Dika memberikan cengiran khasnya begitu mereka berjalan kaki menuju rumah makan di depan seraya mengusap rambut Alisha yang menjadi sedikit berantakan, namun Alisha membiarkannya karena ia menikmatinya. “Hm, aku rasa kita jarang makan siang di luar.”
“Yasudah, ayo. Sampai kapan jam istirahat kamu?”
“Sampai jam dua belas nanti. Setelah itu aku akan kembali ke lab.”
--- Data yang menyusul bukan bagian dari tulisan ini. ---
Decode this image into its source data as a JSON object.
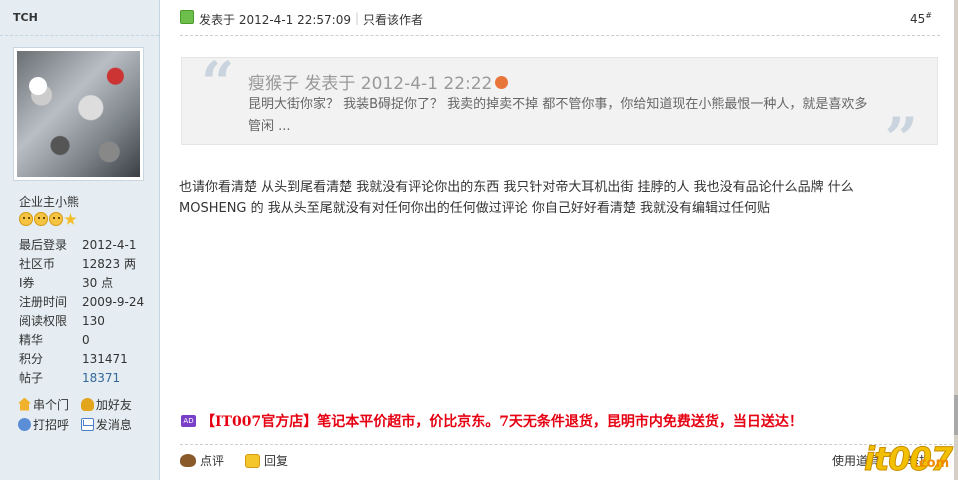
{
  "user": {
    "name": "TCH",
    "rank": "企业主小熊",
    "stats": [
      {
        "label": "最后登录",
        "value": "2012-4-1"
      },
      {
        "label": "社区币",
        "value": "12823 两"
      },
      {
        "label": "I券",
        "value": "30 点"
      },
      {
        "label": "注册时间",
        "value": "2009-9-24"
      },
      {
        "label": "阅读权限",
        "value": "130"
      },
      {
        "label": "精华",
        "value": "0"
      },
      {
        "label": "积分",
        "value": "131471"
      },
      {
        "label": "帖子",
        "value": "18371"
      }
    ],
    "actions": {
      "visit": "串个门",
      "add_friend": "加好友",
      "greet": "打招呼",
      "message": "发消息"
    },
    "star_icons": [
      "smiley-icon",
      "smiley-icon",
      "smiley-icon",
      "star-icon"
    ]
  },
  "post": {
    "posted_at": "发表于 2012-4-1 22:57:09",
    "separator": "|",
    "author_only": "只看该作者",
    "floor": "45",
    "floor_mark": "#",
    "quote": {
      "author_line": "瘦猴子 发表于 2012-4-1 22:22",
      "text": "昆明大街你家？ 我装B碍捉你了？ 我卖的掉卖不掉 都不管你事，你给知道现在小熊最恨一种人，就是喜欢多管闲 ..."
    },
    "body": "也请你看清楚 从头到尾看清楚 我就没有评论你出的东西 我只针对帝大耳机出街 挂脖的人 我也没有品论什么品牌 什么 MOSHENG 的 我从头至尾就没有对任何你出的任何做过评论 你自己好好看清楚 我就没有编辑过任何贴",
    "ad": {
      "badge": "AD",
      "text": "【IT007官方店】笔记本平价超市，价比京东。7天无条件退货，昆明市内免费送货，当日送达！"
    },
    "footer": {
      "comment": "点评",
      "reply": "回复",
      "tools": "使用道具",
      "report": "举报"
    }
  },
  "logo": {
    "main": "it007",
    "suffix": ".com"
  },
  "colors": {
    "sidebar_bg": "#e5edf2",
    "ad_red": "#e60012",
    "link_blue": "#336699",
    "quote_bg": "#f2f2f2"
  }
}
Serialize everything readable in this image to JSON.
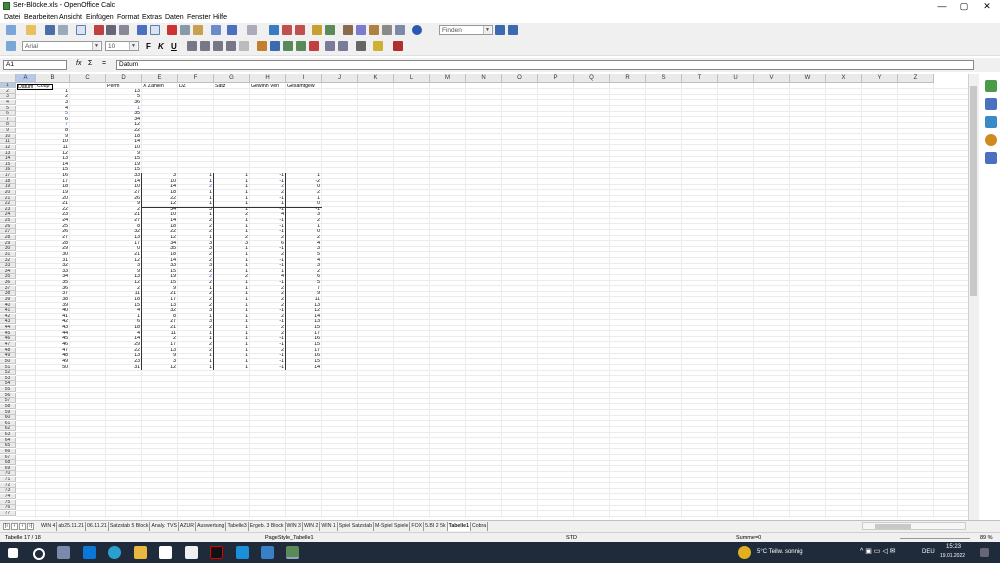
{
  "window": {
    "title": "Ser-Blöcke.xls - OpenOffice Calc",
    "min_label": "—",
    "max_label": "▢",
    "close_label": "✕"
  },
  "menu": [
    "Datei",
    "Bearbeiten",
    "Ansicht",
    "Einfügen",
    "Format",
    "Extras",
    "Daten",
    "Fenster",
    "Hilfe"
  ],
  "toolbar": {
    "find_placeholder": "Finden",
    "font_name": "Arial",
    "font_size": "10",
    "bold": "F",
    "italic": "K",
    "underline": "U"
  },
  "formula": {
    "cell_ref": "A1",
    "fx": "fx",
    "sum": "Σ",
    "equals": "=",
    "content": "Datum"
  },
  "columns": [
    "A",
    "B",
    "C",
    "D",
    "E",
    "F",
    "G",
    "H",
    "I",
    "J",
    "K",
    "L",
    "M",
    "N",
    "O",
    "P",
    "Q",
    "R",
    "S",
    "T",
    "U",
    "V",
    "W",
    "X",
    "Y",
    "Z"
  ],
  "headers": [
    "Datum",
    "Coup",
    "",
    "Perm",
    "X Zahlen",
    "DZ",
    "Satz",
    "Gewinn Verl",
    "Gesamtgew"
  ],
  "data_rows": [
    {
      "coup": "1",
      "perm": "13",
      "x": "",
      "dz": "",
      "satz": "",
      "gv": "",
      "ges": ""
    },
    {
      "coup": "2",
      "perm": "5",
      "x": "",
      "dz": "",
      "satz": "",
      "gv": "",
      "ges": ""
    },
    {
      "coup": "3",
      "perm": "36",
      "x": "",
      "dz": "",
      "satz": "",
      "gv": "",
      "ges": ""
    },
    {
      "coup": "4",
      "perm": "1",
      "x": "",
      "dz": "",
      "satz": "",
      "gv": "",
      "ges": ""
    },
    {
      "coup": "5",
      "perm": "35",
      "x": "",
      "dz": "",
      "satz": "",
      "gv": "",
      "ges": ""
    },
    {
      "coup": "6",
      "perm": "34",
      "x": "",
      "dz": "",
      "satz": "",
      "gv": "",
      "ges": ""
    },
    {
      "coup": "7",
      "perm": "12",
      "x": "",
      "dz": "",
      "satz": "",
      "gv": "",
      "ges": ""
    },
    {
      "coup": "8",
      "perm": "22",
      "x": "",
      "dz": "",
      "satz": "",
      "gv": "",
      "ges": ""
    },
    {
      "coup": "9",
      "perm": "18",
      "x": "",
      "dz": "",
      "satz": "",
      "gv": "",
      "ges": ""
    },
    {
      "coup": "10",
      "perm": "14",
      "x": "",
      "dz": "",
      "satz": "",
      "gv": "",
      "ges": ""
    },
    {
      "coup": "11",
      "perm": "10",
      "x": "",
      "dz": "",
      "satz": "",
      "gv": "",
      "ges": ""
    },
    {
      "coup": "12",
      "perm": "9",
      "x": "",
      "dz": "",
      "satz": "",
      "gv": "",
      "ges": ""
    },
    {
      "coup": "13",
      "perm": "15",
      "x": "",
      "dz": "",
      "satz": "",
      "gv": "",
      "ges": ""
    },
    {
      "coup": "14",
      "perm": "19",
      "x": "",
      "dz": "",
      "satz": "",
      "gv": "",
      "ges": ""
    },
    {
      "coup": "15",
      "perm": "15",
      "x": "",
      "dz": "",
      "satz": "",
      "gv": "",
      "ges": ""
    },
    {
      "coup": "16",
      "perm": "33",
      "x": "3",
      "dz": "1",
      "satz": "1",
      "gv": "-1",
      "ges": "1"
    },
    {
      "coup": "17",
      "perm": "14",
      "x": "10",
      "dz": "1",
      "satz": "1",
      "gv": "-1",
      "ges": "-2"
    },
    {
      "coup": "18",
      "perm": "10",
      "x": "14",
      "dz": "2",
      "satz": "1",
      "gv": "2",
      "ges": "0"
    },
    {
      "coup": "19",
      "perm": "27",
      "x": "18",
      "dz": "1",
      "satz": "1",
      "gv": "2",
      "ges": "2"
    },
    {
      "coup": "20",
      "perm": "26",
      "x": "22",
      "dz": "1",
      "satz": "1",
      "gv": "-1",
      "ges": "1"
    },
    {
      "coup": "21",
      "perm": "9",
      "x": "12",
      "dz": "1",
      "satz": "1",
      "gv": "1",
      "ges": "0"
    },
    {
      "coup": "22",
      "perm": "2",
      "x": "34",
      "dz": "3",
      "satz": "1",
      "gv": "-1",
      "ges": "-1"
    },
    {
      "coup": "23",
      "perm": "21",
      "x": "10",
      "dz": "1",
      "satz": "2",
      "gv": "4",
      "ges": "3"
    },
    {
      "coup": "24",
      "perm": "27",
      "x": "14",
      "dz": "2",
      "satz": "1",
      "gv": "-1",
      "ges": "2"
    },
    {
      "coup": "25",
      "perm": "8",
      "x": "18",
      "dz": "2",
      "satz": "1",
      "gv": "-1",
      "ges": "1"
    },
    {
      "coup": "26",
      "perm": "32",
      "x": "22",
      "dz": "2",
      "satz": "1",
      "gv": "-1",
      "ges": "0"
    },
    {
      "coup": "27",
      "perm": "13",
      "x": "12",
      "dz": "1",
      "satz": "2",
      "gv": "2",
      "ges": "2"
    },
    {
      "coup": "28",
      "perm": "17",
      "x": "34",
      "dz": "3",
      "satz": "3",
      "gv": "6",
      "ges": "4"
    },
    {
      "coup": "29",
      "perm": "0",
      "x": "35",
      "dz": "3",
      "satz": "1",
      "gv": "-1",
      "ges": "3"
    },
    {
      "coup": "30",
      "perm": "21",
      "x": "18",
      "dz": "2",
      "satz": "1",
      "gv": "2",
      "ges": "5"
    },
    {
      "coup": "31",
      "perm": "12",
      "x": "14",
      "dz": "2",
      "satz": "1",
      "gv": "-1",
      "ges": "4"
    },
    {
      "coup": "32",
      "perm": "3",
      "x": "33",
      "dz": "3",
      "satz": "1",
      "gv": "-1",
      "ges": "3"
    },
    {
      "coup": "33",
      "perm": "9",
      "x": "15",
      "dz": "2",
      "satz": "1",
      "gv": "1",
      "ges": "2"
    },
    {
      "coup": "34",
      "perm": "13",
      "x": "19",
      "dz": "2",
      "satz": "2",
      "gv": "4",
      "ges": "6"
    },
    {
      "coup": "35",
      "perm": "12",
      "x": "15",
      "dz": "2",
      "satz": "1",
      "gv": "-1",
      "ges": "5"
    },
    {
      "coup": "36",
      "perm": "2",
      "x": "9",
      "dz": "1",
      "satz": "1",
      "gv": "2",
      "ges": "7"
    },
    {
      "coup": "37",
      "perm": "11",
      "x": "21",
      "dz": "2",
      "satz": "1",
      "gv": "2",
      "ges": "9"
    },
    {
      "coup": "38",
      "perm": "18",
      "x": "17",
      "dz": "2",
      "satz": "1",
      "gv": "2",
      "ges": "11"
    },
    {
      "coup": "39",
      "perm": "15",
      "x": "13",
      "dz": "2",
      "satz": "1",
      "gv": "2",
      "ges": "13"
    },
    {
      "coup": "40",
      "perm": "4",
      "x": "32",
      "dz": "3",
      "satz": "1",
      "gv": "-1",
      "ges": "12"
    },
    {
      "coup": "41",
      "perm": "1",
      "x": "8",
      "dz": "1",
      "satz": "1",
      "gv": "2",
      "ges": "14"
    },
    {
      "coup": "42",
      "perm": "6",
      "x": "27",
      "dz": "3",
      "satz": "1",
      "gv": "-1",
      "ges": "13"
    },
    {
      "coup": "43",
      "perm": "18",
      "x": "21",
      "dz": "2",
      "satz": "1",
      "gv": "2",
      "ges": "15"
    },
    {
      "coup": "44",
      "perm": "4",
      "x": "11",
      "dz": "1",
      "satz": "1",
      "gv": "2",
      "ges": "17"
    },
    {
      "coup": "45",
      "perm": "14",
      "x": "2",
      "dz": "1",
      "satz": "1",
      "gv": "-1",
      "ges": "16"
    },
    {
      "coup": "46",
      "perm": "29",
      "x": "17",
      "dz": "2",
      "satz": "1",
      "gv": "-1",
      "ges": "15"
    },
    {
      "coup": "47",
      "perm": "22",
      "x": "13",
      "dz": "2",
      "satz": "1",
      "gv": "2",
      "ges": "17"
    },
    {
      "coup": "48",
      "perm": "13",
      "x": "9",
      "dz": "1",
      "satz": "1",
      "gv": "-1",
      "ges": "16"
    },
    {
      "coup": "49",
      "perm": "23",
      "x": "3",
      "dz": "1",
      "satz": "1",
      "gv": "-1",
      "ges": "15"
    },
    {
      "coup": "50",
      "perm": "31",
      "x": "12",
      "dz": "1",
      "satz": "1",
      "gv": "-1",
      "ges": "14"
    }
  ],
  "sheet_tabs": [
    "WIN 4",
    "ab25.11.21",
    "06.11.21",
    "Satzstab 5 Block",
    "Analy. TVS",
    "AZUR",
    "Auswertung",
    "Tabelle3",
    "Ergeb. 3 Block",
    "WIN 3",
    "WIN 2",
    "WIN 1",
    "Spiel Satzstab",
    "M-Spiel Spiele",
    "FOX",
    "5.BI 2 5k",
    "Tabelle1",
    "Cobra"
  ],
  "active_tab": "Tabelle1",
  "status": {
    "sheet": "Tabelle 17 / 18",
    "pagestyle": "PageStyle_Tabelle1",
    "mode": "STD",
    "sum": "Summe=0",
    "zoom": "89 %"
  },
  "taskbar": {
    "weather": "5°C  Teilw. sonnig",
    "lang": "DEU",
    "time": "15:23",
    "date": "19.01.2022"
  },
  "colors": {
    "taskbar_bg": "#1f2a3a",
    "blue_text": "#1a4fd0"
  }
}
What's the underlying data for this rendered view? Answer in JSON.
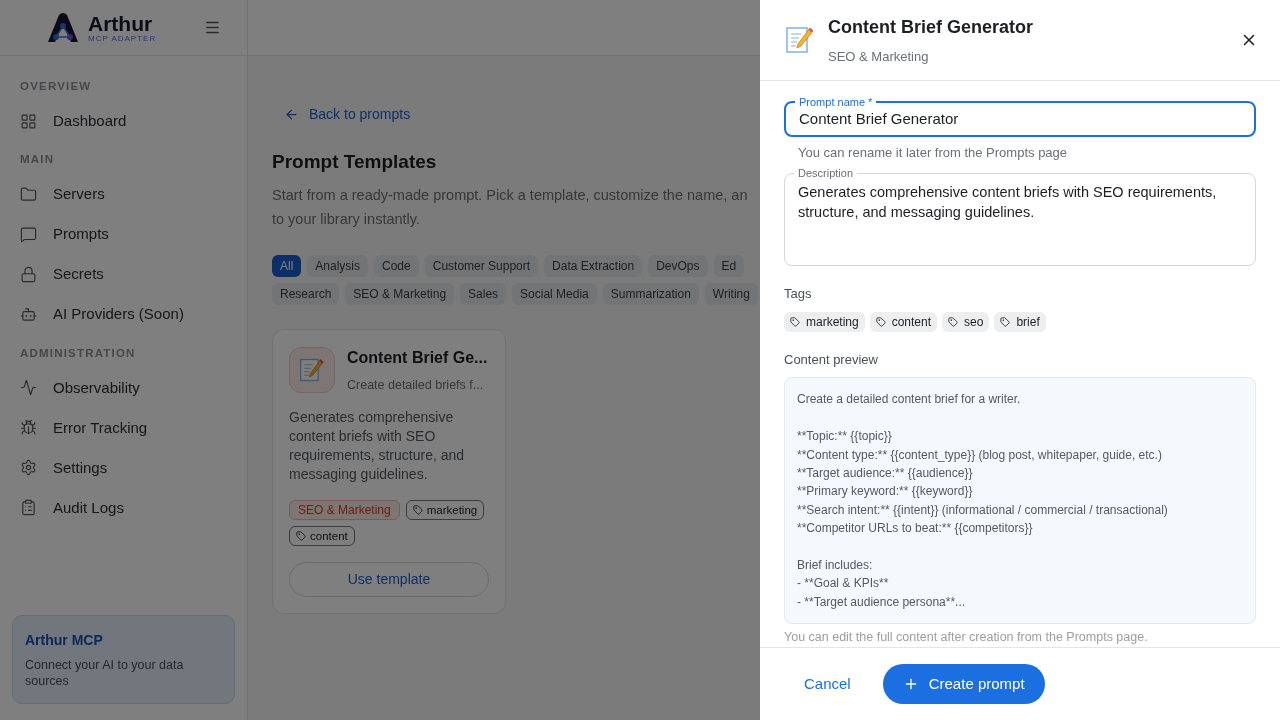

Mereka makan siang tak membutuhkan waktu yang lama, karena tahu sendiri jadwal Dika yang harus kembali ke lab tepat waktu. Setelah selesai makan, mereka berdua bergegas kembali ke rumah sakit untuk menemui dokter kandungan yang cukup dikenal oleh Dika. Dokter Anna yang berusia lima puluh tahunan terlihat ramah menyambut kedatangan mereka.
“Selamat siang, dok.” sapa Dika yang dibalas kembali oleh sang dokter yang duduk menghadap meja kerjanya seraya mempersilahkan pasangan itu untuk duduk di kursi hadapannya.
“Sepertinya liburan kalian sudah membuahkan hasil.” kekeh sang dokter yang mengetahui berita cutinya Dika yang akan pergi berlibur bersama istrinya setelah satu bulan menikah. Sepertinya berita itu cukup menyebar luas dikalangan dokter dan staff rumah sakit lainnya membuat Dika merasa malu karena kehidupan pribadi dirinya terlalu diekspose. Bahkan berita tentang pernikahannya cepat sekali menyebar setelah semua rekan kerjanya menanti akan berita membahagiakan itu. Seluruh pekerja di rumah sakit itu menyambut dengan suka hati meskipun terdapat beberapa perawat yang sedikit kecewa mengetahui dokter muda yang dipujanya sudah melengkungkan janur kuning di rumah perempuan yang dipinangnya.
“Sebenarnya aku mengetahui saat satu hari setelah kami sampai disana. Sementara Alisha menyembunyikannya sejak satu hari sebelumnya dariku karena tak mau liburannya tertunda.”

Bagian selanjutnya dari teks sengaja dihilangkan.